TOPEKA — The voter ID law pushed by Secretary of State Kris Kobach violates the Kansas Bill of Rights and prevented two elderly men from having their 2012 votes counted, according to a lawsuit being filed in Shawnee County District Court.
By BRENT D. WISTROM
The Wichita Eagle
It may be the first major challenge to the voter photo ID law that lawmakers approved in 2011.
Arthur Spry and Charles Hamner, who live in a retirement home about 20 miles southeast of Topeka, say in the lawsuit that they had to cast provisional ballots in the 2012 state and federal election because they couldn’t find their birth certificates and didn’t have state-issued photo IDs, which are required by law to vote.
When they couldn’t provide adequate ID after voting provisionally, their votes were thrown out, according to the lawsuit.
Kobach, who hadn’t yet reviewed the lawsuit, said the U.S. Supreme Court rejected a constitutional challenge to Indiana’s photo ID law in 2008.
“I don’t expect their lawsuit to get very far,” he said. “Kansas and a dozen other states were relying on what the Supreme Court said in 2008 (when the states passed their own photo ID laws).”
The Kansas SAFE Act requires voters to show photo ID when they vote in person, a driver’s license number and verified signature for voting by mail, and proof of citizenship when they register to vote.
The lawsuit said Spry showed his county-issued certificate of registration but didn’t have a state-issued photo ID — and couldn’t get one because he doesn’t have Internet access or any of the IDs required to get a free state-issued card.
Hamner, meanwhile, couldn’t afford the $6 fee to replace the photo ID he lost.
Their attorney, Jim Lawing, compared the procedure to get the proper ID to a Rube Goldberg machine.
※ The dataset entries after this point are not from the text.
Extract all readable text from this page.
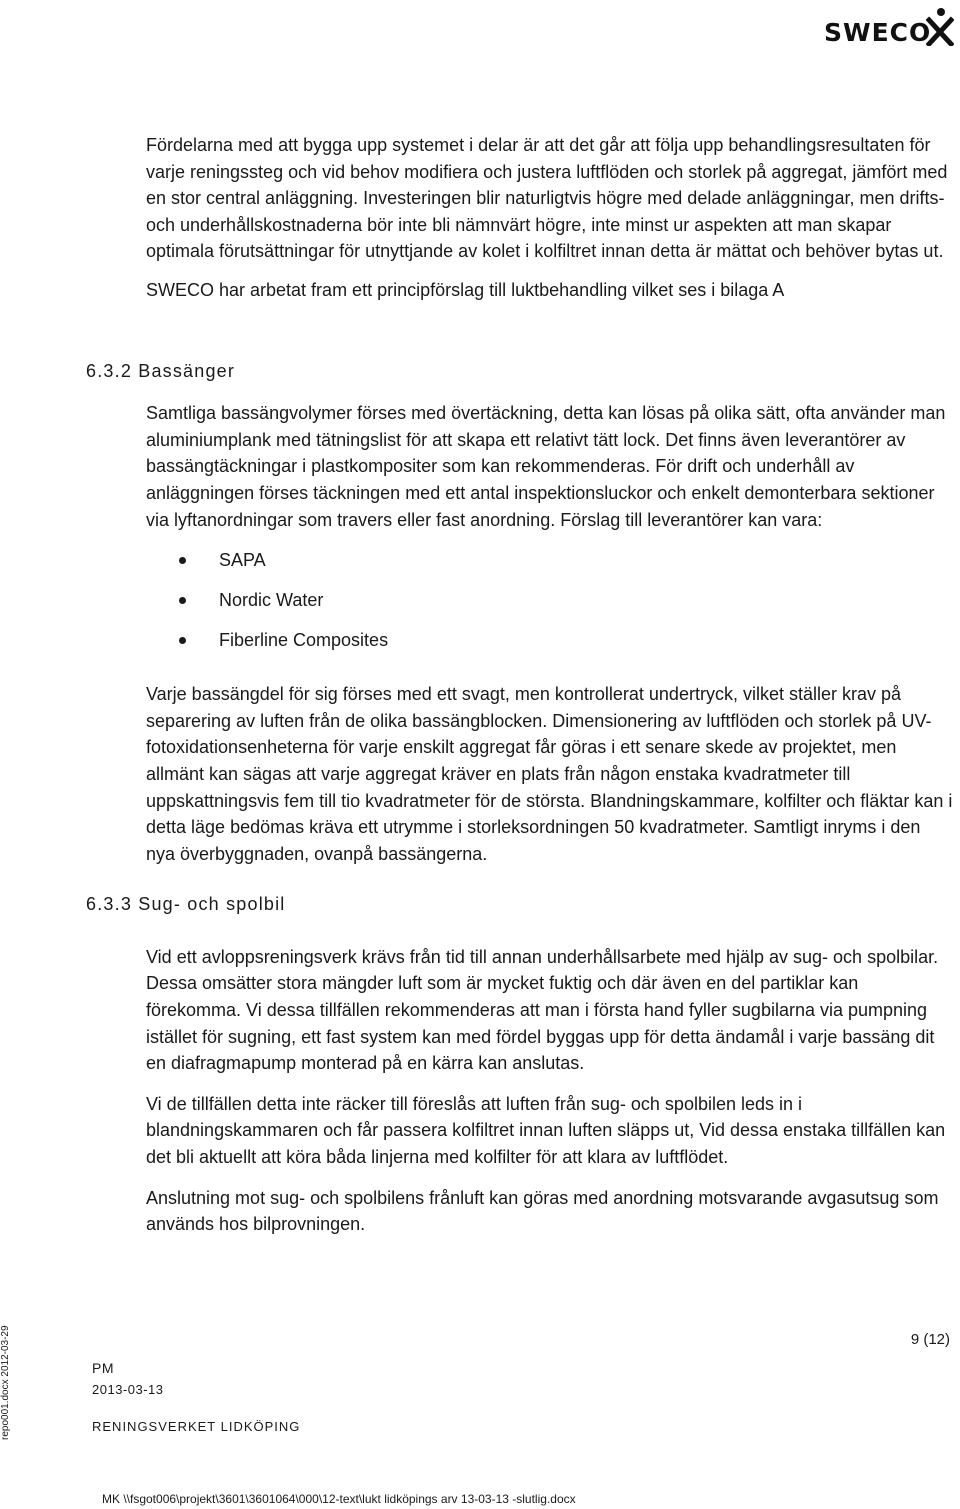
SWECO

Fördelarna med att bygga upp systemet i delar är att det går att följa upp behandlingsresultaten för varje reningssteg och vid behov modifiera och justera luftflöden och storlek på aggregat, jämfört med en stor central anläggning. Investeringen blir naturligtvis högre med delade anläggningar, men drifts- och underhållskostnaderna bör inte bli nämnvärt högre, inte minst ur aspekten att man skapar optimala förutsättningar för utnyttjande av kolet i kolfiltret innan detta är mättat och behöver bytas ut.

SWECO har arbetat fram ett principförslag till luktbehandling vilket ses i bilaga A

6.3.2 Bassänger

Samtliga bassängvolymer förses med övertäckning, detta kan lösas på olika sätt, ofta använder man aluminiumplank med tätningslist för att skapa ett relativt tätt lock. Det finns även leverantörer av bassängtäckningar i plastkompositer som kan rekommenderas. För drift och underhåll av anläggningen förses täckningen med ett antal inspektionsluckor och enkelt demonterbara sektioner via lyftanordningar som travers eller fast anordning. Förslag till leverantörer kan vara:

SAPA
Nordic Water
Fiberline Composites

Varje bassängdel för sig förses med ett svagt, men kontrollerat undertryck, vilket ställer krav på separering av luften från de olika bassängblocken. Dimensionering av luftflöden och storlek på UV-fotoxidationsenheterna för varje enskilt aggregat får göras i ett senare skede av projektet, men allmänt kan sägas att varje aggregat kräver en plats från någon enstaka kvadratmeter till uppskattningsvis fem till tio kvadratmeter för de största. Blandningskammare, kolfilter och fläktar kan i detta läge bedömas kräva ett utrymme i storleksordningen 50 kvadratmeter. Samtligt inryms i den nya överbyggnaden, ovanpå bassängerna.

6.3.3 Sug- och spolbil

Vid ett avloppsreningsverk krävs från tid till annan underhållsarbete med hjälp av sug- och spolbilar. Dessa omsätter stora mängder luft som är mycket fuktig och där även en del partiklar kan förekomma. Vi dessa tillfällen rekommenderas att man i första hand fyller sugbilarna via pumpning istället för sugning, ett fast system kan med fördel byggas upp för detta ändamål i varje bassäng dit en diafragmapump monterad på en kärra kan anslutas.

Vi de tillfällen detta inte räcker till föreslås att luften från sug- och spolbilen leds in i blandningskammaren och får passera kolfiltret innan luften släpps ut, Vid dessa enstaka tillfällen kan det bli aktuellt att köra båda linjerna med kolfilter för att klara av luftflödet.

Anslutning mot sug- och spolbilens frånluft kan göras med anordning motsvarande avgasutsug som används hos bilprovningen.

9 (12)
PM
2013-03-13
RENINGSVERKET LIDKÖPING
MK \\fsgot006\projekt\3601\3601064\000\12-text\lukt lidköpings arv 13-03-13 -slutlig.docx
repo001.docx 2012-03-29
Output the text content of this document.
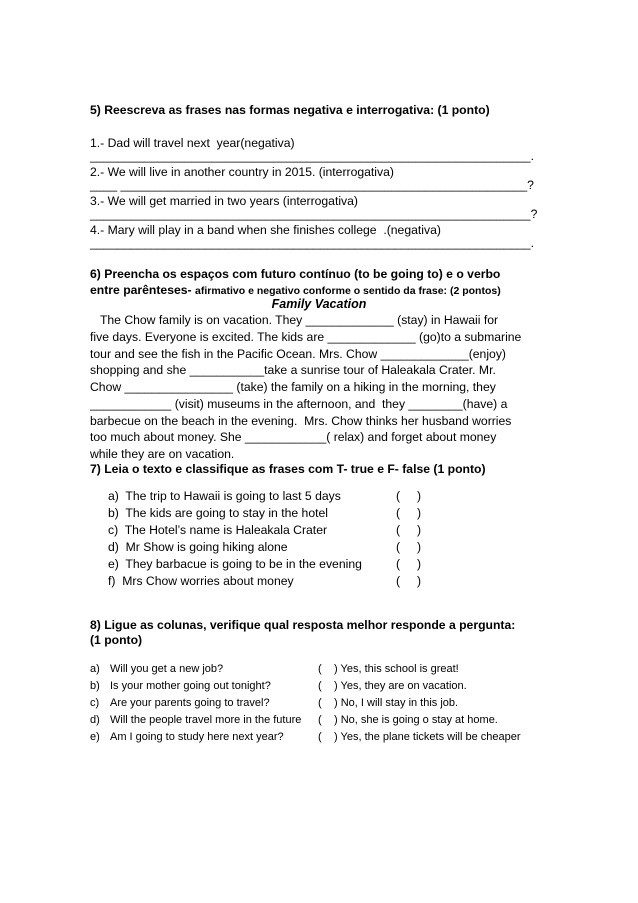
5) Reescreva as frases nas formas negativa e interrogativa: (1 ponto)
1.- Dad will travel next  year(negativa)
_________________________________________________________________.
2.- We will live in another country in 2015. (interrogativa)
____ ____________________________________________________________?
3.- We will get married in two years (interrogativa)
_________________________________________________________________?
4.- Mary will play in a band when she finishes college  .(negativa)
_________________________________________________________________.
6) Preencha os espaços com futuro contínuo (to be going to) e o verbo
entre parênteses- afirmativo e negativo conforme o sentido da frase: (2 pontos)
Family Vacation
The Chow family is on vacation. They _____________ (stay) in Hawaii for
five days. Everyone is excited. The kids are _____________ (go)to a submarine
tour and see the fish in the Pacific Ocean. Mrs. Chow _____________(enjoy)
shopping and she ___________take a sunrise tour of Haleakala Crater. Mr.
Chow ________________ (take) the family on a hiking in the morning, they
____________ (visit) museums in the afternoon, and  they ________(have) a
barbecue on the beach in the evening.  Mrs. Chow thinks her husband worries
too much about money. She ____________( relax) and forget about money
while they are on vacation.
7) Leia o texto e classifique as frases com T- true e F- false (1 ponto)
a) The trip to Hawaii is going to last 5 days	(     )
b) The kids are going to stay in the hotel	(     )
c) The Hotel’s name is Haleakala Crater	(     )
d) Mr Show is going hiking alone	(     )
e) They barbacue is going to be in the evening	(     )
f) Mrs Chow worries about money	(     )
8) Ligue as colunas, verifique qual resposta melhor responde a pergunta:
(1 ponto)
a) Will you get a new job?	( ) Yes, this school is great!
b) Is your mother going out tonight?	( ) Yes, they are on vacation.
c) Are your parents going to travel?	( ) No, I will stay in this job.
d) Will the people travel more in the future ( ) No, she is going o stay at home.
e) Am I going to study here next year?	( ) Yes, the plane tickets will be cheaper
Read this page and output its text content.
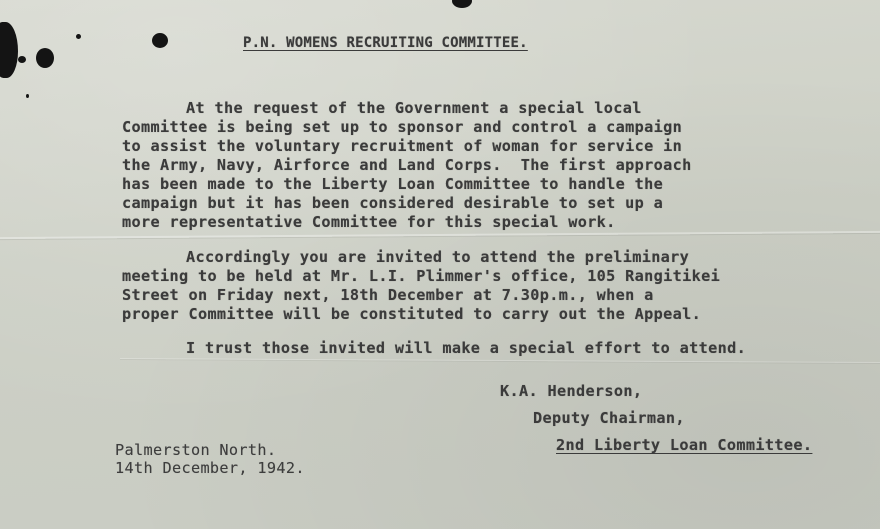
P.N. WOMENS RECRUITING COMMITTEE.
At the request of the Government a special local
Committee is being set up to sponsor and control a campaign
to assist the voluntary recruitment of woman for service in
the Army, Navy, Airforce and Land Corps.  The first approach
has been made to the Liberty Loan Committee to handle the
campaign but it has been considered desirable to set up a
more representative Committee for this special work.
Accordingly you are invited to attend the preliminary
meeting to be held at Mr. L.I. Plimmer's office, 105 Rangitikei
Street on Friday next, 18th December at 7.30p.m., when a
proper Committee will be constituted to carry out the Appeal.
I trust those invited will make a special effort to attend.
K.A. Henderson,
Deputy Chairman,
2nd Liberty Loan Committee.
Palmerston North.
14th December, 1942.
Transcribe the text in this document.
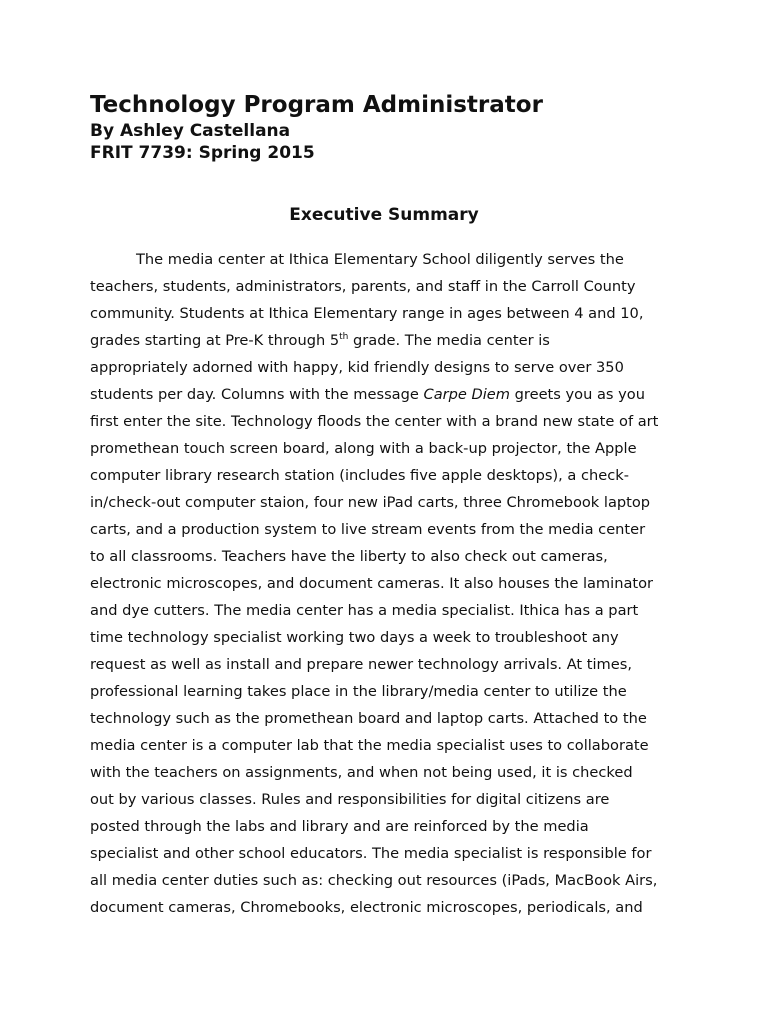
Technology Program Administrator
By Ashley Castellana
FRIT 7739: Spring 2015
Executive Summary
The media center at Ithica Elementary School diligently serves the
teachers, students, administrators, parents, and staff in the Carroll County
community. Students at Ithica Elementary range in ages between 4 and 10,
grades starting at Pre-K through 5th grade. The media center is
appropriately adorned with happy, kid friendly designs to serve over 350
students per day. Columns with the message Carpe Diem greets you as you
first enter the site. Technology floods the center with a brand new state of art
promethean touch screen board, along with a back-up projector, the Apple
computer library research station (includes five apple desktops), a check-
in/check-out computer staion, four new iPad carts, three Chromebook laptop
carts, and a production system to live stream events from the media center
to all classrooms. Teachers have the liberty to also check out cameras,
electronic microscopes, and document cameras. It also houses the laminator
and dye cutters. The media center has a media specialist. Ithica has a part
time technology specialist working two days a week to troubleshoot any
request as well as install and prepare newer technology arrivals. At times,
professional learning takes place in the library/media center to utilize the
technology such as the promethean board and laptop carts. Attached to the
media center is a computer lab that the media specialist uses to collaborate
with the teachers on assignments, and when not being used, it is checked
out by various classes. Rules and responsibilities for digital citizens are
posted through the labs and library and are reinforced by the media
specialist and other school educators. The media specialist is responsible for
all media center duties such as: checking out resources (iPads, MacBook Airs,
document cameras, Chromebooks, electronic microscopes, periodicals, and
He wrote that people with lower incomes, especially those in rural areas, face a greater burden to exercise their right to vote.
Kobach said the Kansas law is working well.
Of the nearly 1.2 million votes cast in the 2012 general election, 838 people were forced to cast provisional ballots because they didn’t show a valid photo ID, Kobach’s office reported.
Kobach said 306 of those voters presented their ID later and saw their votes counted.